Valparaíso, Chile. - Cada 29 de junio, el país conmemora el Día Nacional de la Pesca Artesanal y celebra a San Pedro y San Pablo, figuras clave del cristianismo y pilares de la Iglesia Católica. Esta festividad no solo tiene profundo significado religioso, sino que une a las comunidades pesqueras de la nación.

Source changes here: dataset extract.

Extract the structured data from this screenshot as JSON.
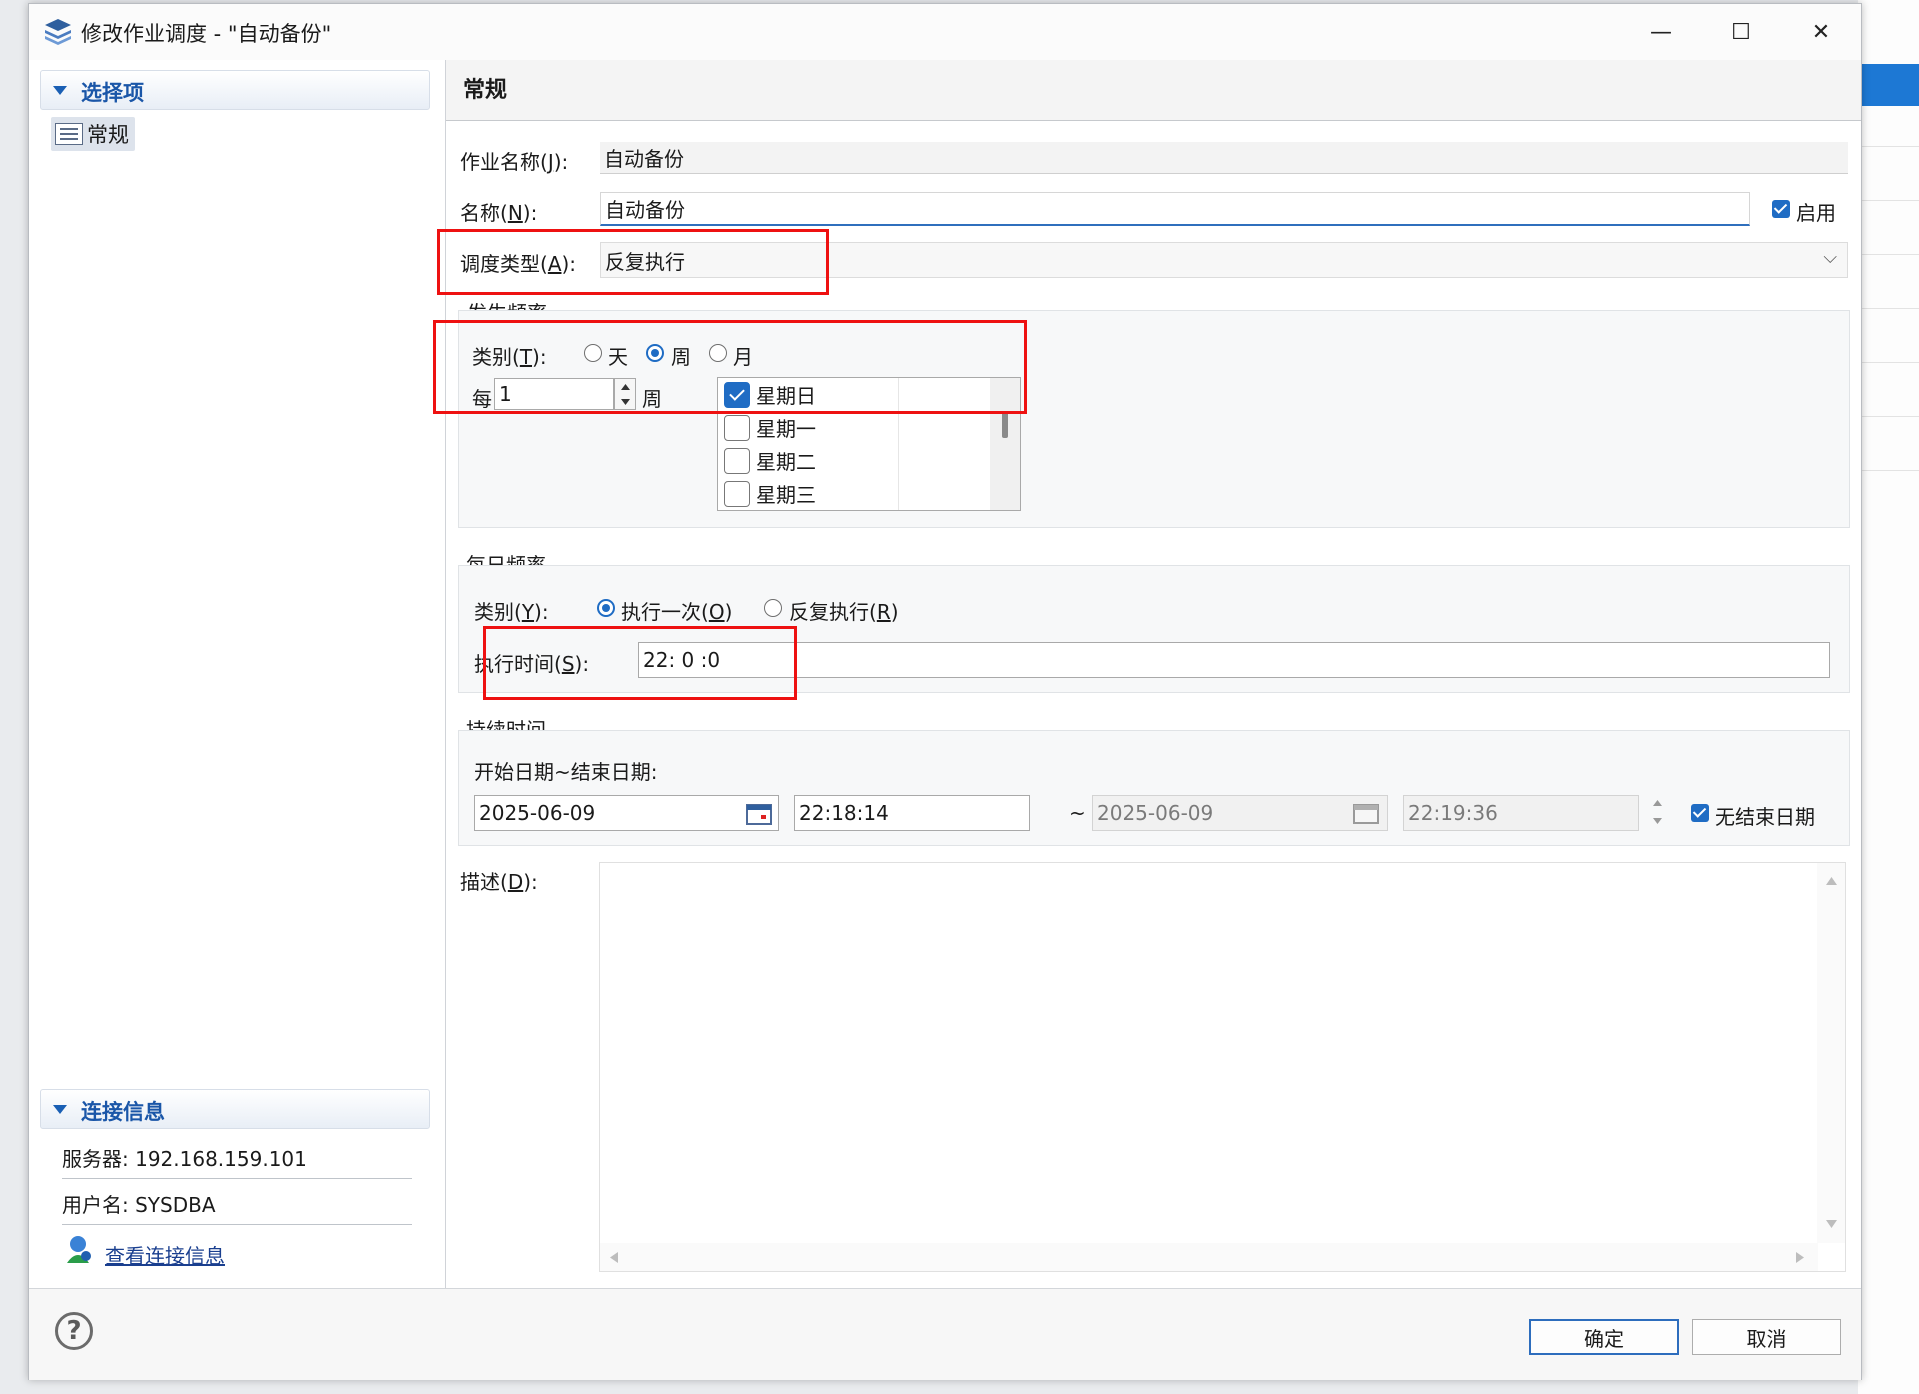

La celebración recuerda a los apóstoles martirizados en Roma. San Pedro, antes de seguir a Jesús, fue pescador, convirtiéndose en el patrón de los pescadores artesanales. Este vínculo ha hecho que la festividad adopte un carácter único en el país, donde caletas y puertos realizan procesiones tanto en tierra como en el mar para agradecer y solicitar buenas cosechas de pesca.
Durante esta significativa jornada, las embarcaciones decoradas con flores y banderas recorren las aguas, llevando la imagen del santo. Las misas, bendiciones, música, gastronomía y encuentros comunitarios son parte fundamental de las tradiciones que reúnen a familias en celebración y unidad. Este evento tiene un profundo arraigo en la identidad cultural de las comunidades costeras chilenas.
Además de lo religioso, la celebración resalta la importancia del trabajo de quienes dependen del mar. En 2022, el Senado de Chile estableció el 29 de junio como el Día Nacional de la Pesca Artesanal, en reconocimiento del vital aporte de pescadores y pescadoras a la economía local. La festividad es una reafirmación de sus derechos y su cultura.
La festividad, reconocida como feriado religioso en el calendario nacional, vuelve a celebrarse en 2026. Esta rica tradición resalta no solo la devoción y la fe, sino también la herencia cultural y el esfuerzo de generaciones de pescadores, quienes con su trabajo preservan técnicas ancestrales valiosas en la costa chilena.